Lite Vespa vs Baudo in diretta tv a ‘Centocinquanta'
Non è andata meglio in casa Rai. Lo show-evento sui 150 anni dell’Unità d’Italia condotto dall’improbabile coppia Vespa-Baudo è stato chiuso a causa di pessimi ascolti dopo solo quattro puntate, invece delle sei pianificate inizialmente, in un clima generale tutt’altro che sereno. E se due senatori della tv non sono riusciti a riportare l’intrattenimento televisivo ai fasti di un tempo, neppure puntando sulla nostalgia più canaglia, anche le nuove leve falliscono nell’impresa.
Belèn e Francesco Facchinetti, i volti più freschi e “nuovi” della tv generalista, non sono bastati a far decollare Ciak si Canta, chiuso in anticipo dopo aver perso in cinque puntate oltre quattro punti di share, passando dal 16,51% della prima serata al 12,15% dell’ultima.
Persino il volto rassicurante e amatissimo della Raffa nazionale non ha permesso all’Eurosong targato Rai 2 di fare bene. E il terribile dato del 6,5% non può che commentarsi da solo.
La tomba del Varietà, si potrebbe azzardare. Eppure delle eccezioni ci sono eccome. Il Festival di Sanremo di Gianni Morandi, su cui in pochi scommettevano alla vigilia, ha fatto il miglior risultato degli ultimi anni. E che dire de I Migliori Anni di Carlo Conti, che lo scorso inverno ha quasi sempre vinto la “battaglia dei numeri” contro Paperissima. Un vero e proprio fenomeno, poi, quello del programma amarcord di Rai 1 Da,da,da, già record di ascolti nel 2010 e proprio in questi giorni vicino al 15% di share. Non male per un preserale estivo.

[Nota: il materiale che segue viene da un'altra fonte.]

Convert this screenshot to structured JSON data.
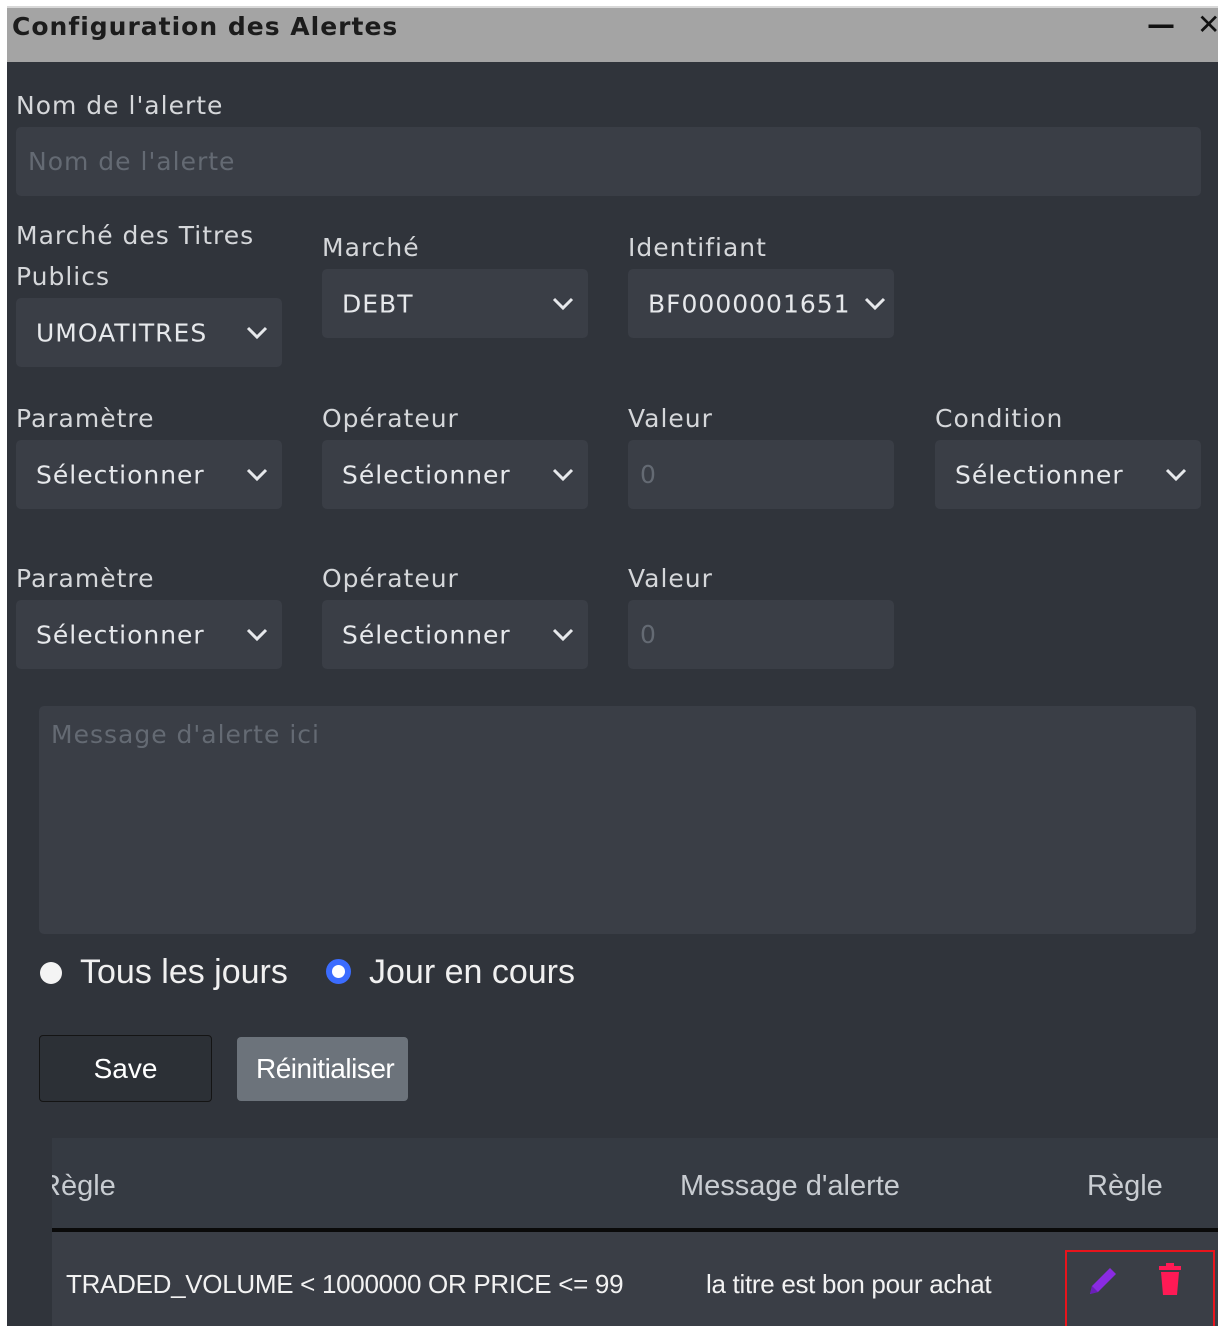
{
  "window": {
    "title": "Configuration des Alertes",
    "minimize": "—",
    "close": "✕"
  },
  "form": {
    "name_label": "Nom de l'alerte",
    "name_placeholder": "Nom de l'alerte",
    "market_group_label": "Marché des Titres Publics",
    "market_group_value": "UMOATITRES",
    "market_label": "Marché",
    "market_value": "DEBT",
    "identifier_label": "Identifiant",
    "identifier_value": "BF0000001651",
    "row1": {
      "param_label": "Paramètre",
      "param_value": "Sélectionner",
      "operator_label": "Opérateur",
      "operator_value": "Sélectionner",
      "value_label": "Valeur",
      "value_placeholder": "0",
      "condition_label": "Condition",
      "condition_value": "Sélectionner"
    },
    "row2": {
      "param_label": "Paramètre",
      "param_value": "Sélectionner",
      "operator_label": "Opérateur",
      "operator_value": "Sélectionner",
      "value_label": "Valeur",
      "value_placeholder": "0"
    },
    "message_placeholder": "Message d'alerte ici",
    "radio": {
      "option1": "Tous les jours",
      "option2": "Jour en cours",
      "selected": "Jour en cours"
    },
    "save_label": "Save",
    "reset_label": "Réinitialiser"
  },
  "table": {
    "headers": [
      "Règle",
      "Message d'alerte",
      "Règle"
    ],
    "rows": [
      {
        "rule": "TRADED_VOLUME < 1000000 OR PRICE <= 99",
        "message": "la titre est bon pour achat"
      }
    ]
  },
  "icons": {
    "edit": "pencil-icon",
    "delete": "trash-icon"
  },
  "colors": {
    "edit_icon": "#8a2be2",
    "delete_icon": "#ff1a55",
    "highlight_box": "#e8141c",
    "radio_selected": "#3b6cff"
  }
}
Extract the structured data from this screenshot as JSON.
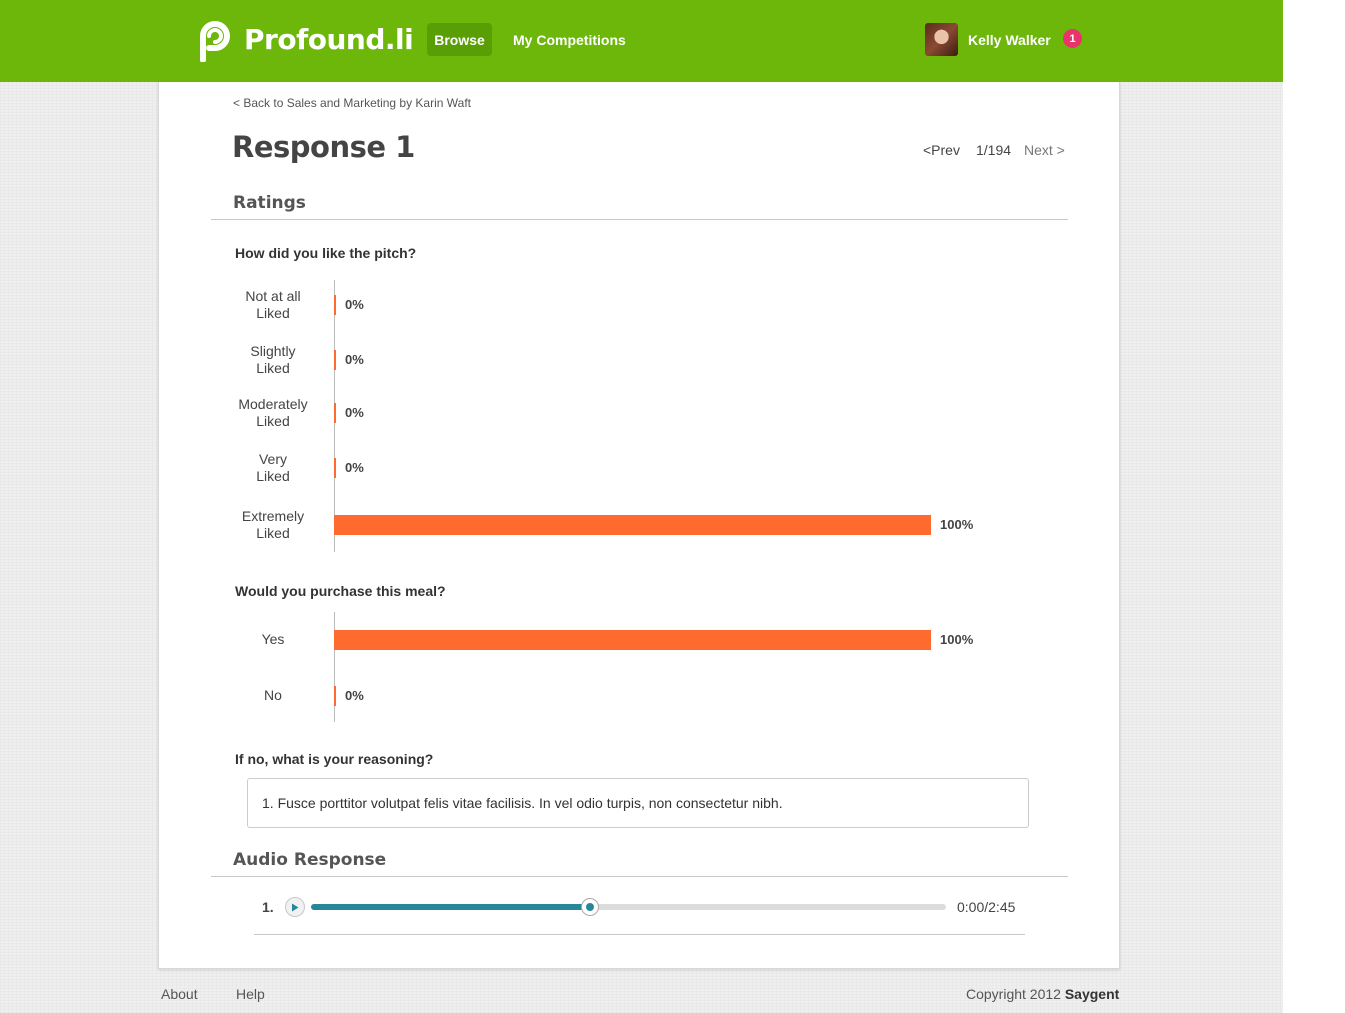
{
  "brand": {
    "name": "Profound.li",
    "accent": "#6db70a"
  },
  "nav": {
    "browse": "Browse",
    "competitions": "My Competitions"
  },
  "user": {
    "name": "Kelly Walker",
    "notifications": "1"
  },
  "page": {
    "back_link": "< Back to Sales and Marketing by Karin Waft",
    "title": "Response 1",
    "pager": {
      "prev": "<Prev",
      "position": "1/194",
      "next": "Next >"
    }
  },
  "ratings": {
    "section_title": "Ratings",
    "bar_color": "#ff6b2f",
    "questions": [
      {
        "question": "How did you like the pitch?",
        "rows": [
          {
            "label_line1": "Not at all",
            "label_line2": "Liked",
            "value": 0,
            "pct": "0%"
          },
          {
            "label_line1": "Slightly",
            "label_line2": "Liked",
            "value": 0,
            "pct": "0%"
          },
          {
            "label_line1": "Moderately",
            "label_line2": "Liked",
            "value": 0,
            "pct": "0%"
          },
          {
            "label_line1": "Very",
            "label_line2": "Liked",
            "value": 0,
            "pct": "0%"
          },
          {
            "label_line1": "Extremely",
            "label_line2": "Liked",
            "value": 100,
            "pct": "100%"
          }
        ]
      },
      {
        "question": "Would you purchase this meal?",
        "rows": [
          {
            "label_line1": "Yes",
            "label_line2": "",
            "value": 100,
            "pct": "100%"
          },
          {
            "label_line1": "No",
            "label_line2": "",
            "value": 0,
            "pct": "0%"
          }
        ]
      }
    ],
    "reasoning": {
      "question": "If no, what is your reasoning?",
      "answer": "1. Fusce porttitor volutpat felis vitae facilisis. In vel odio turpis, non consectetur nibh."
    }
  },
  "audio": {
    "section_title": "Audio Response",
    "item_number": "1.",
    "time": "0:00/2:45",
    "progress": 0.44,
    "progress_color": "#26879a"
  },
  "footer": {
    "about": "About",
    "help": "Help",
    "copyright_prefix": "Copyright 2012",
    "copyright_brand": "Saygent"
  }
}
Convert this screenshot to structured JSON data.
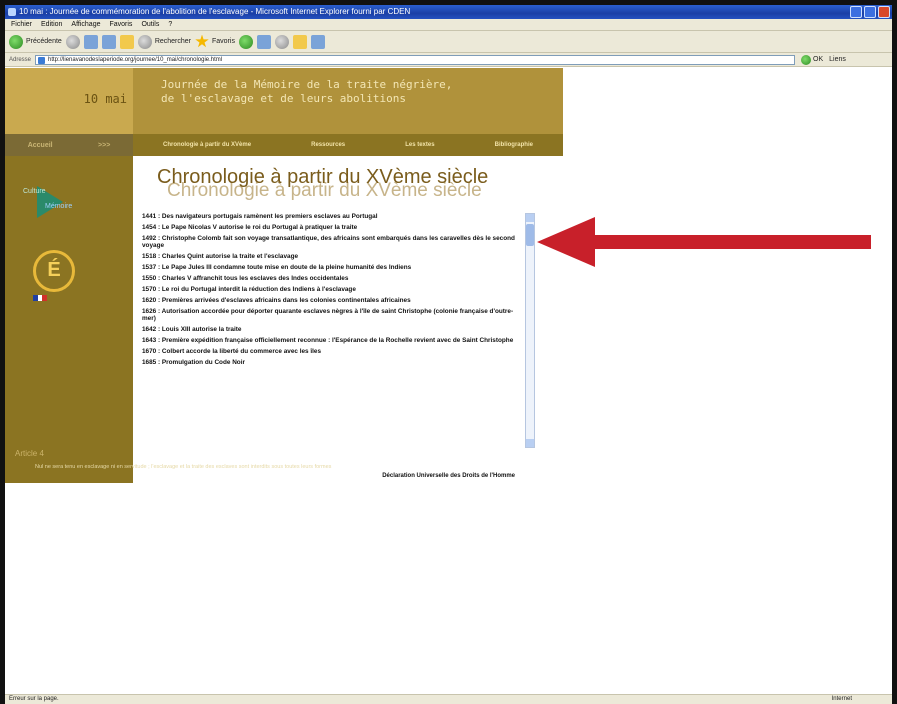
{
  "window": {
    "title": "10 mai : Journée de commémoration de l'abolition de l'esclavage - Microsoft Internet Explorer fourni par CDEN"
  },
  "menu": [
    "Fichier",
    "Edition",
    "Affichage",
    "Favoris",
    "Outils",
    "?"
  ],
  "toolbar": {
    "back_label": "Précédente",
    "search_label": "Rechercher",
    "favorites_label": "Favoris"
  },
  "address": {
    "label": "Adresse",
    "url": "http://lienavanodeslaperiode.org/journee/10_mai/chronologie.html",
    "go_label": "OK",
    "links_label": "Liens"
  },
  "site": {
    "date_label": "10 mai",
    "banner_line1": "Journée de la Mémoire de la traite négrière,",
    "banner_line2": "de l'esclavage et de leurs abolitions",
    "home_label": "Accueil",
    "home_arrow": ">>>",
    "nav": [
      "Chronologie à partir du XVème",
      "Ressources",
      "Les textes",
      "Bibliographie"
    ],
    "logo1_line1": "Culture",
    "logo1_line2": "Mémoire",
    "logo2_glyph": "É",
    "article_label": "Article 4",
    "heading": "Chronologie à partir du XVème siècle",
    "caption_quote": "Nul ne sera tenu en esclavage ni en servitude ; l'esclavage et la traite des esclaves sont interdits sous toutes leurs formes",
    "caption_source": "Déclaration Universelle des Droits de l'Homme"
  },
  "chronology": [
    "1441 : Des navigateurs portugais ramènent les premiers esclaves au Portugal",
    "1454 : Le Pape Nicolas V autorise le roi du Portugal à pratiquer la traite",
    "1492 : Christophe Colomb fait son voyage transatlantique, des africains sont embarqués dans les caravelles dès le second voyage",
    "1518 : Charles Quint autorise la traite et l'esclavage",
    "1537 : Le Pape Jules III condamne toute mise en doute de la pleine humanité des Indiens",
    "1550 : Charles V affranchit tous les esclaves des Indes occidentales",
    "1570 : Le roi du Portugal interdit la réduction des Indiens à l'esclavage",
    "1620 : Premières arrivées d'esclaves africains dans les colonies continentales africaines",
    "1626 : Autorisation accordée pour déporter quarante esclaves nègres à l'île de saint Christophe (colonie française d'outre-mer)",
    "1642 : Louis XIII autorise la traite",
    "1643 : Première expédition française officiellement reconnue : l'Espérance de la Rochelle revient avec de Saint Christophe",
    "1670 : Colbert accorde la liberté du commerce avec les îles",
    "1685 : Promulgation du Code Noir"
  ],
  "status": {
    "left": "Erreur sur la page.",
    "zone": "Internet"
  },
  "colors": {
    "sidebar": "#8b7422",
    "banner": "#b0923b",
    "heading": "#7a5c1c",
    "arrow": "#c8202a"
  }
}
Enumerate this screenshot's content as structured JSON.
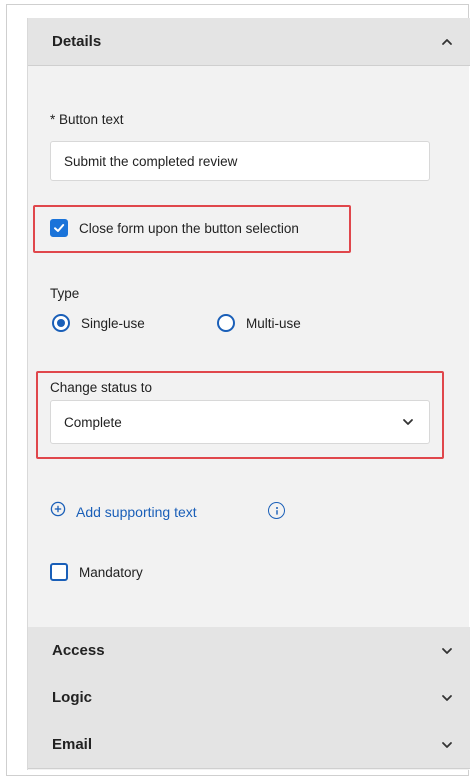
{
  "sections": {
    "details": {
      "title": "Details",
      "expanded": true,
      "chevron_icon": "chevron-up-icon"
    },
    "access": {
      "title": "Access",
      "expanded": false,
      "chevron_icon": "chevron-down-icon"
    },
    "logic": {
      "title": "Logic",
      "expanded": false,
      "chevron_icon": "chevron-down-icon"
    },
    "email": {
      "title": "Email",
      "expanded": false,
      "chevron_icon": "chevron-down-icon"
    }
  },
  "button_text": {
    "label": "* Button text",
    "value": "Submit the completed review"
  },
  "close_form": {
    "label": "Close form upon the button selection",
    "checked": true
  },
  "type": {
    "label": "Type",
    "options": [
      {
        "label": "Single-use",
        "selected": true
      },
      {
        "label": "Multi-use",
        "selected": false
      }
    ]
  },
  "change_status": {
    "label": "Change status to",
    "selected": "Complete"
  },
  "supporting_text": {
    "label": "Add supporting text",
    "icon": "plus-circle-icon",
    "info_icon": "info-icon"
  },
  "mandatory": {
    "label": "Mandatory",
    "checked": false
  },
  "colors": {
    "accent": "#1a73d9",
    "link": "#1a5fb8",
    "highlight": "#e0474c",
    "panel_bg": "#f2f2f2",
    "header_bg": "#e4e4e4"
  }
}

Ma no, il Varietà non è morto e a molti piace ancora. Non ci sono dubbi, se è vero che nel nostro paese l’età media della popolazione è così avanzata. Il pubblico che ama il genere, però, spesso non ama le contaminazioni. E l’intrattenimento sul piccolo schermo lo preferisce puro, più tradizionale ed elegante. E se così non può essere, allora meglio vedere i vip e i meno vip scannarsi a suon di prove, nomination, canzonette, balletti o performance inconcludenti. Come dire che se non si può più ridere di gusto con certi personaggi che in tv non si vedono più, tanto vale deridere i replicanti di oggi.